According to OMG Facts, if you pop a pimple within the danger triangle, the skin can become infected and this infection can permeate these blood vessels. If that happens, the veins that run behind your eye sockets may form a clot to contain the infection. That clot puts pressure on the brain and can lead to paralysis or even death. This condition is called Cavernous Sinus Thrombosis. It kills 30 percent of people who get it.
via Daily Mail
In another report by the Business Insider, plucking nose hair can be potentially dangerous. Dr. Erich Voigt — an ear, nose, and throat specialist at New York University — told the Business Insider that there are two types of nasal hair: vibrissae and microscopic cilia. Vibrissae are the hairs near the entrance to your nostrils, which keep stuff from going up your nose. Plucking these hairs can leave you vulnerable to bacterial meningitis or brain abscess. To avoid conditions like these, Voigt suggests trimming nasal hair instead of plucking.

8 Facts about the danger triangle of the face
  1. The danger triangle of the face consists of the area from the corners of the mouth to the bridge of the nose, including the nose and maxilla.

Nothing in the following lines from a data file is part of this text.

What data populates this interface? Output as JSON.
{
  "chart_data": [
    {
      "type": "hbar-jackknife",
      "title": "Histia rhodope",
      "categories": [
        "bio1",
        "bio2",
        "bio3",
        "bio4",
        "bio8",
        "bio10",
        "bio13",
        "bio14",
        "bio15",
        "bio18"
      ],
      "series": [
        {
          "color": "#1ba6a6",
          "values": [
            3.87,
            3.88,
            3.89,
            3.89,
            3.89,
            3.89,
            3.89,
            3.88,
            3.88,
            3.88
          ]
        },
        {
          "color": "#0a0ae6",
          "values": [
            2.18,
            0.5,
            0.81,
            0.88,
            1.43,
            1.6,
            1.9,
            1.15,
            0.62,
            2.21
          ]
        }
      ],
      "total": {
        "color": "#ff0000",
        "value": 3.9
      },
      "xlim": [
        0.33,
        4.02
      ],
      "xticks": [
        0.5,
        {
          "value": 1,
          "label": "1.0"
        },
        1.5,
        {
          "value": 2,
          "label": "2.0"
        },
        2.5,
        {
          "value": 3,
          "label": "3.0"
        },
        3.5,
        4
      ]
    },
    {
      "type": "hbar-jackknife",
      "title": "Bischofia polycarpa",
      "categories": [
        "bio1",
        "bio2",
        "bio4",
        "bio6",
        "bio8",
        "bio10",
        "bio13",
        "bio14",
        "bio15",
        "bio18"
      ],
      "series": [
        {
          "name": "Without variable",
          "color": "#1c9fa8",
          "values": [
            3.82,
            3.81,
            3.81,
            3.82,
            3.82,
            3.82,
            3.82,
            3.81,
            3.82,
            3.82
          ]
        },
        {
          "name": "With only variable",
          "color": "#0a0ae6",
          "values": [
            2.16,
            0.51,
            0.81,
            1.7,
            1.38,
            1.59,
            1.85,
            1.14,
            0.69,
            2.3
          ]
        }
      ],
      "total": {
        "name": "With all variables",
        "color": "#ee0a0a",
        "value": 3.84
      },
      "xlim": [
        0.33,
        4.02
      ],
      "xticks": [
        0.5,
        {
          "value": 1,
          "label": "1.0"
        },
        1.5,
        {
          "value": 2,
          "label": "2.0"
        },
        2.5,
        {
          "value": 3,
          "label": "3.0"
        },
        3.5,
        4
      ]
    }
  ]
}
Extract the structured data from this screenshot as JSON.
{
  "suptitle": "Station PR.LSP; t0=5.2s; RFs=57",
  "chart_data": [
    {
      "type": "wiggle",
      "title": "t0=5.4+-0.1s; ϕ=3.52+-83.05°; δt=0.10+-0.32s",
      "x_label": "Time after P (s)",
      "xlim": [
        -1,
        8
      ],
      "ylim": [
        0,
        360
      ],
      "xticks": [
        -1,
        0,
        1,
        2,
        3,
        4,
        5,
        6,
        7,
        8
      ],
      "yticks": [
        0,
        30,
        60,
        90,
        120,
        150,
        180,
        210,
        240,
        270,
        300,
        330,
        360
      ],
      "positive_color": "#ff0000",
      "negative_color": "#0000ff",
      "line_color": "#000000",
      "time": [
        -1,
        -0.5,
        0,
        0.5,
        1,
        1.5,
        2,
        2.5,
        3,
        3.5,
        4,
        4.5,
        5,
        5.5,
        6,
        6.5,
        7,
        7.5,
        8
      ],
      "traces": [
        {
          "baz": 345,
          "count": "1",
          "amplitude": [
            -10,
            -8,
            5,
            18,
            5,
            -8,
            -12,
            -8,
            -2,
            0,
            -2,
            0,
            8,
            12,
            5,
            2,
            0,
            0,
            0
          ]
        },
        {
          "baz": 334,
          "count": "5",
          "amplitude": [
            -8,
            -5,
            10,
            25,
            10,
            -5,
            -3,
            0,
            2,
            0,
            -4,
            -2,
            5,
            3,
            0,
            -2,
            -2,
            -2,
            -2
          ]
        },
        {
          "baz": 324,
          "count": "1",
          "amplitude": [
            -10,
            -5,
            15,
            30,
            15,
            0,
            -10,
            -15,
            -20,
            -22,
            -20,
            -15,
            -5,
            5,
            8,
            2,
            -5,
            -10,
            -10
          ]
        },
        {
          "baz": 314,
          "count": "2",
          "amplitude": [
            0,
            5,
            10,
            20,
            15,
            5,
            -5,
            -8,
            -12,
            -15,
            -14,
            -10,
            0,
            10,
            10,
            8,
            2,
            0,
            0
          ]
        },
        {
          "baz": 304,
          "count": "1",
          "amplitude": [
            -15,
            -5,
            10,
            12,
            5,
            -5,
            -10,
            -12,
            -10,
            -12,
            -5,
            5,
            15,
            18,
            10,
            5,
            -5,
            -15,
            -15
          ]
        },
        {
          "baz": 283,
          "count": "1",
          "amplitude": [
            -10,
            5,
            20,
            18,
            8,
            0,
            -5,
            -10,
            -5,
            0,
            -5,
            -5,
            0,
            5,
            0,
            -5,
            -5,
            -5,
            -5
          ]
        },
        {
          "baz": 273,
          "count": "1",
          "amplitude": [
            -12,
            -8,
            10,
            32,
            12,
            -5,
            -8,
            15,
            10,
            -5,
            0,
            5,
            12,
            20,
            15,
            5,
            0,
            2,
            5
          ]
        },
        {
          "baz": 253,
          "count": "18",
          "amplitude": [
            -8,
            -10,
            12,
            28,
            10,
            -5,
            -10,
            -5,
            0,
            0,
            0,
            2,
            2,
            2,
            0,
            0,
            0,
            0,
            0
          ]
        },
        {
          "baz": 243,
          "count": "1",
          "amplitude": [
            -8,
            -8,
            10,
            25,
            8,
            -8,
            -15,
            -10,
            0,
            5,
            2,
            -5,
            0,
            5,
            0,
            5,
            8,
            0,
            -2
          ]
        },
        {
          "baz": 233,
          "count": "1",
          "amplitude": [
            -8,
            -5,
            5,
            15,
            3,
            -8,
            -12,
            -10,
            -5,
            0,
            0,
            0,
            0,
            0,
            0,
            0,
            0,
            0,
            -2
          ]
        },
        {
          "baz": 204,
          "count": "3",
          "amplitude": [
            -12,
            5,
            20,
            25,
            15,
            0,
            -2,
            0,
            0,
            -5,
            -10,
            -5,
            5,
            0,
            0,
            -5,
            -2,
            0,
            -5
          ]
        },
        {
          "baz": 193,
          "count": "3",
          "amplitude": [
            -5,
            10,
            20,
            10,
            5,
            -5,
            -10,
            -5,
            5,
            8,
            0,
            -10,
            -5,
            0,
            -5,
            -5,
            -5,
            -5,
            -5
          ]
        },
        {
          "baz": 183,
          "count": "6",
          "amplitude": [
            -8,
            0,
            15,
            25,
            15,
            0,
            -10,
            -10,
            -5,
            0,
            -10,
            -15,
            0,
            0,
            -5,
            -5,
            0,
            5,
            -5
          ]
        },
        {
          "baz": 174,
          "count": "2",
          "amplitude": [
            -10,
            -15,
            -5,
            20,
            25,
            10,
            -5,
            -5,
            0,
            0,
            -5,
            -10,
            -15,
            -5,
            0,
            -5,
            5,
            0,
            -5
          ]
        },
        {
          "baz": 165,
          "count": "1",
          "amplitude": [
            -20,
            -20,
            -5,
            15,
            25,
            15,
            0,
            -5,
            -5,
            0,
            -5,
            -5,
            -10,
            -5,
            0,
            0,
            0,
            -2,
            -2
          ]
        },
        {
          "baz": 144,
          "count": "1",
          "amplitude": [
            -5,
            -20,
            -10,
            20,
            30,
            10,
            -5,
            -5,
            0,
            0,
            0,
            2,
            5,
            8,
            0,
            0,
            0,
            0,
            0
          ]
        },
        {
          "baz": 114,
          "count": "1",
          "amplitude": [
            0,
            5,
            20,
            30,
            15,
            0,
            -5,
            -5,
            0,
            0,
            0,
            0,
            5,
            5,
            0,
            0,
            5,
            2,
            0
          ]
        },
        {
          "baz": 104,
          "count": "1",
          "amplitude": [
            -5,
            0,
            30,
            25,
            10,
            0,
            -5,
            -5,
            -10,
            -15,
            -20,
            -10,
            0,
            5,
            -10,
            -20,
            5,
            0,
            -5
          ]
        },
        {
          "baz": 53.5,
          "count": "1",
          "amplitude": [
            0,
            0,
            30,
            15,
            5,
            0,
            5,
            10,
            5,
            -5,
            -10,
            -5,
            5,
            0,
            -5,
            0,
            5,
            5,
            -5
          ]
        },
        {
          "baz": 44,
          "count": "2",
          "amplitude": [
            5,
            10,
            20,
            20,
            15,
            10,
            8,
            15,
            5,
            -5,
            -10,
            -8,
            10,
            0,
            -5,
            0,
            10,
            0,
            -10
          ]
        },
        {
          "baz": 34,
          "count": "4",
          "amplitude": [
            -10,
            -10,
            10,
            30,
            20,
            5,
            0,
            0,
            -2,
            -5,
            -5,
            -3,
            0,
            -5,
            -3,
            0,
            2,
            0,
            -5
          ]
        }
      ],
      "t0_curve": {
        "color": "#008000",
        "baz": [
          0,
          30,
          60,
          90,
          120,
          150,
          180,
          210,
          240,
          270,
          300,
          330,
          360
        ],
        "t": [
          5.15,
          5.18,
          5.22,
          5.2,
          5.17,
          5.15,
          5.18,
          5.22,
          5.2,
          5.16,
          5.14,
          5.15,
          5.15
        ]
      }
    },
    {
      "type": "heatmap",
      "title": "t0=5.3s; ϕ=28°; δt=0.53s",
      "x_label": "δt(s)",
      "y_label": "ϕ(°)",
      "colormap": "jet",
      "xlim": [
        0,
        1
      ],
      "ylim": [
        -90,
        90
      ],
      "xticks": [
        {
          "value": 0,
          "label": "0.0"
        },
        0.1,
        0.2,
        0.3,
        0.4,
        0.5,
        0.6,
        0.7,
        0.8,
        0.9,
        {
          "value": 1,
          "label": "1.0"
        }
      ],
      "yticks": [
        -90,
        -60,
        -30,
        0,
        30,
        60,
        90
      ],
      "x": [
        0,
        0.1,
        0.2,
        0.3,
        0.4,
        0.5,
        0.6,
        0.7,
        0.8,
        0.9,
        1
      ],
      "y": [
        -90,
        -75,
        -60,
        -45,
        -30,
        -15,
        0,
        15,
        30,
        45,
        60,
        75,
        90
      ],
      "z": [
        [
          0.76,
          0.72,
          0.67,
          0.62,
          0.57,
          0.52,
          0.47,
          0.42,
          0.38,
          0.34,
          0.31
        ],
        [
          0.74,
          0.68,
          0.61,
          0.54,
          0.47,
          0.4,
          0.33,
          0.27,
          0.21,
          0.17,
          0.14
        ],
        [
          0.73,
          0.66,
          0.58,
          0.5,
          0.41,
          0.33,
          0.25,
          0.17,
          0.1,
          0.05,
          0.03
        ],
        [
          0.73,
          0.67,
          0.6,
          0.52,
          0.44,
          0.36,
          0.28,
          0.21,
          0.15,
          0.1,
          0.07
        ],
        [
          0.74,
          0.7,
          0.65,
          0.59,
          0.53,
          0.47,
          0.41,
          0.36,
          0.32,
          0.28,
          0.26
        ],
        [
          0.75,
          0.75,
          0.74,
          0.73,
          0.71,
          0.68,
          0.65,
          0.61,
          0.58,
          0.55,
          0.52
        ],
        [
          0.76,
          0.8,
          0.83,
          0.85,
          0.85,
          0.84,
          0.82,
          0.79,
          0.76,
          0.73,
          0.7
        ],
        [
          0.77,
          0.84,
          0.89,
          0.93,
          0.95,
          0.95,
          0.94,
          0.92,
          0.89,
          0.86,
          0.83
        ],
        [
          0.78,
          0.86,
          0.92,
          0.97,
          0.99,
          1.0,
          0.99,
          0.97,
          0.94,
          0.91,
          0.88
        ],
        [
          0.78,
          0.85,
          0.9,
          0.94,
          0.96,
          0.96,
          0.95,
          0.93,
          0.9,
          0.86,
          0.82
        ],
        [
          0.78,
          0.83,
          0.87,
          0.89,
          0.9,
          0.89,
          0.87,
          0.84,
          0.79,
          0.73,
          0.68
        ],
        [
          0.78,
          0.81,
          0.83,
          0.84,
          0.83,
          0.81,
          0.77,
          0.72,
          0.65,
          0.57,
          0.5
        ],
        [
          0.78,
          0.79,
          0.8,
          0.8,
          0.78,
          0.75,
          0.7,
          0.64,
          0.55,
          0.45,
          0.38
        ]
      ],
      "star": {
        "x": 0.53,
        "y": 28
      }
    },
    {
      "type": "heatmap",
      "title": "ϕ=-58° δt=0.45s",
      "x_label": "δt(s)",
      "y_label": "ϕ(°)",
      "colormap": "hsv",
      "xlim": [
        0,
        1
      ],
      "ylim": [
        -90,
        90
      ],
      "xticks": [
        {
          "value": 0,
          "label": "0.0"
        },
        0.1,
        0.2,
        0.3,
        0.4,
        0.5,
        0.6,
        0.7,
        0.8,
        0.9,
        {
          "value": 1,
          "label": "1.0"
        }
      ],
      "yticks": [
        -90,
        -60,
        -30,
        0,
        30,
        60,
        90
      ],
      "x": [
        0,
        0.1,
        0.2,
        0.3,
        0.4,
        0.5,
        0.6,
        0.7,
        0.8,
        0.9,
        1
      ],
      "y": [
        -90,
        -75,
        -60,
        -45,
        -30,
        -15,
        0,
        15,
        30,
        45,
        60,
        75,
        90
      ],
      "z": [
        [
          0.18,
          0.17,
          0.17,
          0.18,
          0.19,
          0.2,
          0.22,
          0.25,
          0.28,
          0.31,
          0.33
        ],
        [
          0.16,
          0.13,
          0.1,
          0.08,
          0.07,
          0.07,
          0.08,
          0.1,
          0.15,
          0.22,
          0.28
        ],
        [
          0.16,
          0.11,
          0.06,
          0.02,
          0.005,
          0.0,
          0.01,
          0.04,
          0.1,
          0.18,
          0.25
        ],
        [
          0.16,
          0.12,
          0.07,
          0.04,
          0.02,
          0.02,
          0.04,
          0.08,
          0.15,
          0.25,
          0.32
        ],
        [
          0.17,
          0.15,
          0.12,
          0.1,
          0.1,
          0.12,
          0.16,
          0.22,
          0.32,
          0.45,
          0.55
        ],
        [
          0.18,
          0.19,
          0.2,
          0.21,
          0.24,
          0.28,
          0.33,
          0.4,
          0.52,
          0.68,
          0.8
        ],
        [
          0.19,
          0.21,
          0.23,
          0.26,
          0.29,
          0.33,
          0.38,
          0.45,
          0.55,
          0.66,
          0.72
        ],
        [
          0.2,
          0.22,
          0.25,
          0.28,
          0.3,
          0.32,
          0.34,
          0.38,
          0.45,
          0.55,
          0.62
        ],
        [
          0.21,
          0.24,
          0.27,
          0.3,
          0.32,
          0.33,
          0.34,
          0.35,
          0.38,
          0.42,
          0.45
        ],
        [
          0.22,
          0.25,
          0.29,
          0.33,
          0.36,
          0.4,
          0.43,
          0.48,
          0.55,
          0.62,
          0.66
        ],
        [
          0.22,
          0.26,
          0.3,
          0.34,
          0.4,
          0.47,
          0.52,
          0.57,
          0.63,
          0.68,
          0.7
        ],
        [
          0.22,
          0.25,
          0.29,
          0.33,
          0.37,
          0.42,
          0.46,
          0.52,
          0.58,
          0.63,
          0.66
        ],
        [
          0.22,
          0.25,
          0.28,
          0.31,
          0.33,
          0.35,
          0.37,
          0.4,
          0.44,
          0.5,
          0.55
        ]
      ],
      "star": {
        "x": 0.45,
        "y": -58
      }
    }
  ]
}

  2.  Due to the special nature of the blood supply to the nose and surrounding area, it is possible for retrograde infection from the nasal area to spread to the brain causing cavernous sinus thrombosis, meningitis or brain abscess.
  3.  This is possible because of venous communication, the ophthalmic vein between the facial vein and the cavernous sinus.
  4.  The cavernous sinus lies within the cranial cavity, between the layers of the meninges and is a major vein from the brain.
  5.  It is a common misconception that the veins of the head do not contain one-way valves like the other veins of the circulatory system.
  6.  In fact, it is not the absence of the venous valves but the existence of communications between the facial vein and cavernous sinus and the direction of the blood flow that is important in the spread of infection from the face.
  7.  As early as 1852, the relationship between the danger triangle of the face and cavernous sinus thrombosis had been observed.
  8.  In 1937, a study revealed that 61 percent of the cases of cavernous sinus thrombosis was caused by furuncles in the upper part of the face. Furuncles are like boils that develop in the under the skin at the tip of the nose. It is a serious infection that affects the eyes, ears and the brain.